I started this blog, Death By Unicorn, for one reason: to give Devin something to be entertained by while he is deployed in Iraq. It started with the book that we write in and mail back and forth from Iraq to New Mexico. I wanted to make him laugh when he read it so I began a series entitled "Death By Unicorn" because I guess that's just what I do. It soon evolved into graphic images depicting all the horrible ways that a unicorn could kill you, mostly involving loss of eyes by means of impalement. My crude stick figures got me to thinking that it would be cool to start a blog where I could have my awful cartoons instantly accessible to him online.
Tonight as I sit here refusing to go to bed like a small child attempting to wait for Santa I got to pondering... what the hell is a unicorn? My theories are shotty, at best, but I have to try to figure this out. My imagination seems to take a tailspin and I begin to weave an intricate web of the history of the elusive unicorn.
And so it begins.....
Long ago unicorns were everywhere, they were so beautiful and plentiful and were perfectly integrated into the delicate balance of the ecosystem. Having developed a hard horn on their heads made from the same proteins that go into our fingernails they were well equipped to protect themselves and the biggest males had the most beautiful horns which always attracted the ladies. A proud race, unicorns are, and they were forever sought after and over-hunted for their beauty and rare magical qualities that their horns, hooves, fur, entrails and tail hair could provide. A bowstring made of unicorn tail hair will never break. Ever. A unicorn entrail soup would cure anything that ailed you. Anything. Unicorn hoof shoes would never break and make you run as fast as light. No... faster.

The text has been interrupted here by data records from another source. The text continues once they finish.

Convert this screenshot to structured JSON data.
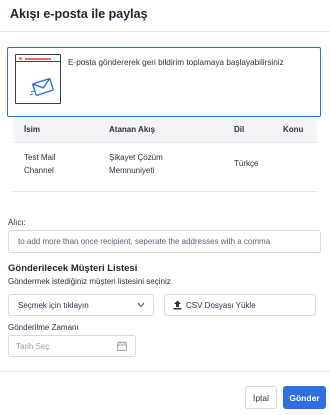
{
  "dialog": {
    "title": "Akışı e-posta ile paylaş"
  },
  "banner": {
    "text": "E-posta göndererek geri bildirim toplamaya başlayabilirsiniz",
    "icon": "email-illustration-icon"
  },
  "table": {
    "headers": [
      "İsim",
      "Atanan Akış",
      "Dil",
      "Konu"
    ],
    "rows": [
      {
        "name_line1": "Test Mail",
        "name_line2": "Channel",
        "flow_line1": "Şikayet Çözüm",
        "flow_line2": "Memnuniyeti",
        "language": "Türkçe",
        "subject": ""
      }
    ]
  },
  "recipients": {
    "label": "Alıcı:",
    "placeholder": "to add more than once recipient, seperate the addresses with a comma"
  },
  "customer_list": {
    "title": "Gönderilecek Müşteri Listesi",
    "subtitle": "Göndermek istediğiniz müşteri listesini seçiniz",
    "select_placeholder": "Seçmek için tıklayın",
    "upload_label": "CSV Dosyası Yükle"
  },
  "schedule": {
    "label": "Gönderilme Zamanı",
    "placeholder": "Tarih Seç"
  },
  "footer": {
    "cancel_label": "İptal",
    "send_label": "Gönder"
  },
  "colors": {
    "accent": "#2f6fde",
    "illustration_red": "#ec6b5e"
  }
}
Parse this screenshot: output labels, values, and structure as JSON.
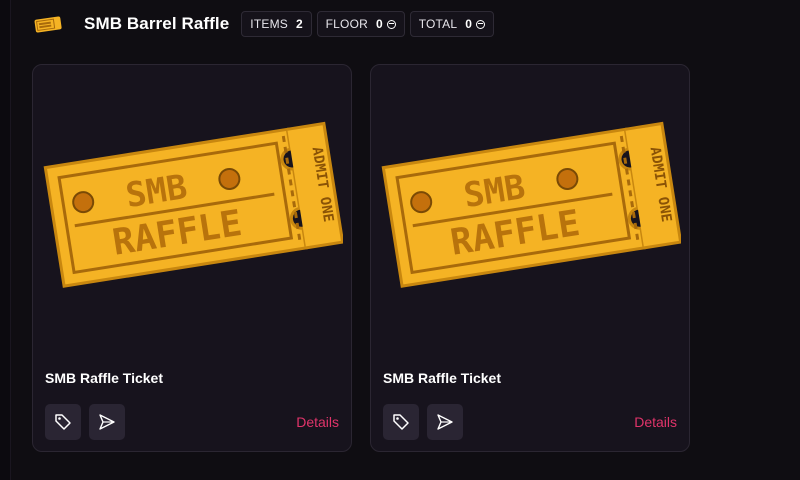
{
  "header": {
    "title": "SMB Barrel Raffle",
    "stats": [
      {
        "label": "ITEMS",
        "value": "2"
      },
      {
        "label": "FLOOR",
        "value": "0"
      },
      {
        "label": "TOTAL",
        "value": "0"
      }
    ]
  },
  "cards": [
    {
      "name": "SMB Raffle Ticket",
      "details_label": "Details",
      "art": {
        "line1": "SMB",
        "line2": "RAFFLE",
        "side": "ADMIT ONE"
      }
    },
    {
      "name": "SMB Raffle Ticket",
      "details_label": "Details",
      "art": {
        "line1": "SMB",
        "line2": "RAFFLE",
        "side": "ADMIT ONE"
      }
    }
  ],
  "colors": {
    "accent": "#e0346a",
    "ticket": "#f5b324",
    "ticket_dark": "#a86a0b",
    "background": "#0f0d12"
  },
  "icons": [
    "ticket-logo-icon",
    "tag-icon",
    "send-icon"
  ]
}
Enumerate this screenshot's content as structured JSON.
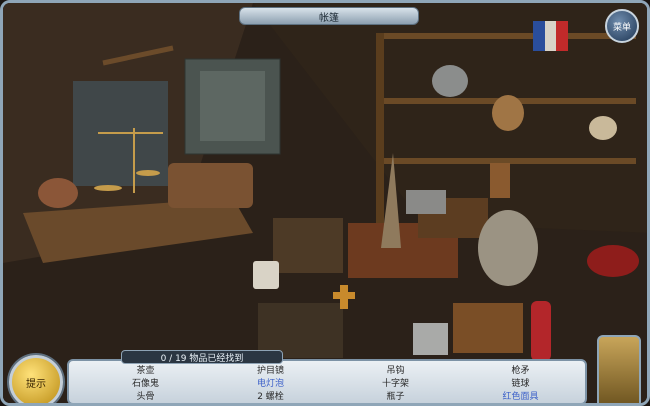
{
  "window": {
    "title": "帐篷"
  },
  "buttons": {
    "menu": "菜单",
    "hint": "提示"
  },
  "counter": "0 / 19 物品已经找到",
  "items": [
    {
      "label": "茶壶",
      "state": "normal"
    },
    {
      "label": "护目镜",
      "state": "normal"
    },
    {
      "label": "吊钩",
      "state": "normal"
    },
    {
      "label": "枪矛",
      "state": "normal"
    },
    {
      "label": "石像鬼",
      "state": "normal"
    },
    {
      "label": "电灯泡",
      "state": "found"
    },
    {
      "label": "十字架",
      "state": "normal"
    },
    {
      "label": "链球",
      "state": "normal"
    },
    {
      "label": "头骨",
      "state": "normal"
    },
    {
      "label": "2 螺栓",
      "state": "normal"
    },
    {
      "label": "瓶子",
      "state": "normal"
    },
    {
      "label": "红色面具",
      "state": "found"
    }
  ],
  "colors": {
    "frame": "#8fa6b8",
    "found_text": "#3d61c9",
    "panel": "#ebf0f4"
  }
}
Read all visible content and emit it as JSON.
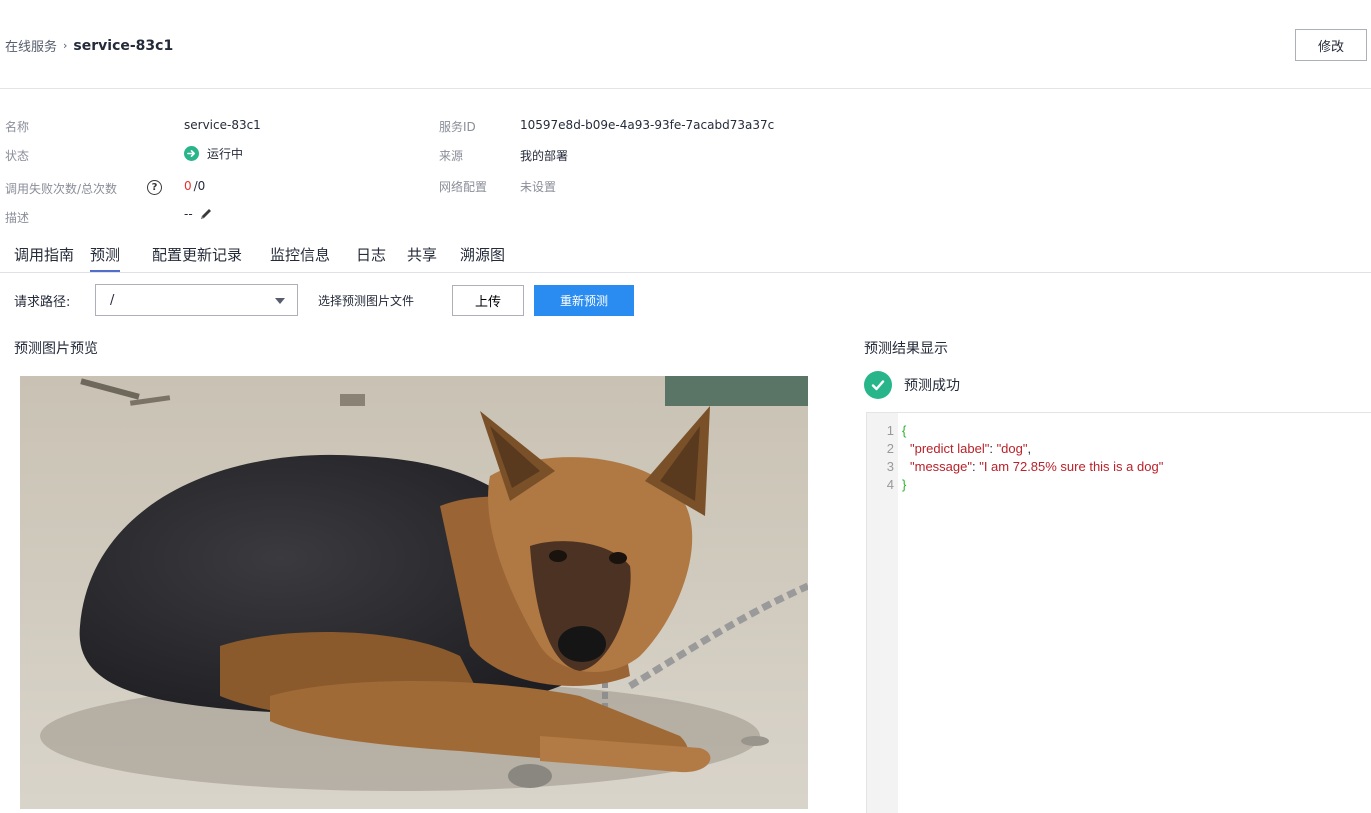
{
  "breadcrumb": {
    "root": "在线服务",
    "separator": "›",
    "current": "service-83c1"
  },
  "header": {
    "edit_label": "修改"
  },
  "info": {
    "name_label": "名称",
    "name_value": "service-83c1",
    "status_label": "状态",
    "status_value": "运行中",
    "calls_label": "调用失败次数/总次数",
    "calls_failed": "0",
    "calls_total": "/0",
    "desc_label": "描述",
    "desc_value": "--",
    "service_id_label": "服务ID",
    "service_id_value": "10597e8d-b09e-4a93-93fe-7acabd73a37c",
    "source_label": "来源",
    "source_value": "我的部署",
    "network_label": "网络配置",
    "network_value": "未设置"
  },
  "tabs": [
    {
      "label": "调用指南",
      "active": false
    },
    {
      "label": "预测",
      "active": true
    },
    {
      "label": "配置更新记录",
      "active": false
    },
    {
      "label": "监控信息",
      "active": false
    },
    {
      "label": "日志",
      "active": false
    },
    {
      "label": "共享",
      "active": false
    },
    {
      "label": "溯源图",
      "active": false
    }
  ],
  "toolbar": {
    "path_label": "请求路径:",
    "path_value": "/",
    "file_label": "选择预测图片文件",
    "upload_label": "上传",
    "repredict_label": "重新预测"
  },
  "preview": {
    "title": "预测图片预览"
  },
  "result": {
    "title": "预测结果显示",
    "status": "预测成功",
    "lines": [
      {
        "num": "1",
        "open": "{"
      },
      {
        "num": "2",
        "key": "\"predict label\"",
        "colon": ": ",
        "value": "\"dog\"",
        "comma": ","
      },
      {
        "num": "3",
        "key": "\"message\"",
        "colon": ": ",
        "value": "\"I am 72.85% sure this is a dog\""
      },
      {
        "num": "4",
        "close": "}"
      }
    ]
  },
  "colors": {
    "primary": "#2a8cf0",
    "success": "#29b58a",
    "error": "#e5322d",
    "tab_active": "#526ecc",
    "json_string": "#b8222a",
    "json_brace": "#2bb42b"
  }
}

The unicorn's population began to dwindle, it's small gene pool allowed recessive genes to emerge causing genetic mutations among this breed of horse. Among these mutations were rough patches of dry gray skin, poor eyesight and shorter fatter legs and bodies. The unicorns didn't mind those changes though because, over time, that rough exterior began to help them survive better. Use lotion? I think not. They were less sought after and therefore their populations began to rise again. Their helpful mutations began to evolve the population (individuals do not evolve by definition) of unicorns into a rough skinned, short, poor sighted animal with horns on it's face.
And like all populations that find something that works for them, they grew, they became strong and they lasted throughout the years.
Today we call these animals "Rhinoceros'" a word which is adapted from Rhinosaurous because Rhino's were believed to be dinosaurs but later found that they w ere not. They have long forgotten their vain beautiful exteriors and retired to the plains of Africa where their biggest problem is a vampiric bird that drinks their blood, that part I did not make up.
Unicorns, what are they? They are rhinos, dummy. Rhinos are unicorns that stopped using lotion.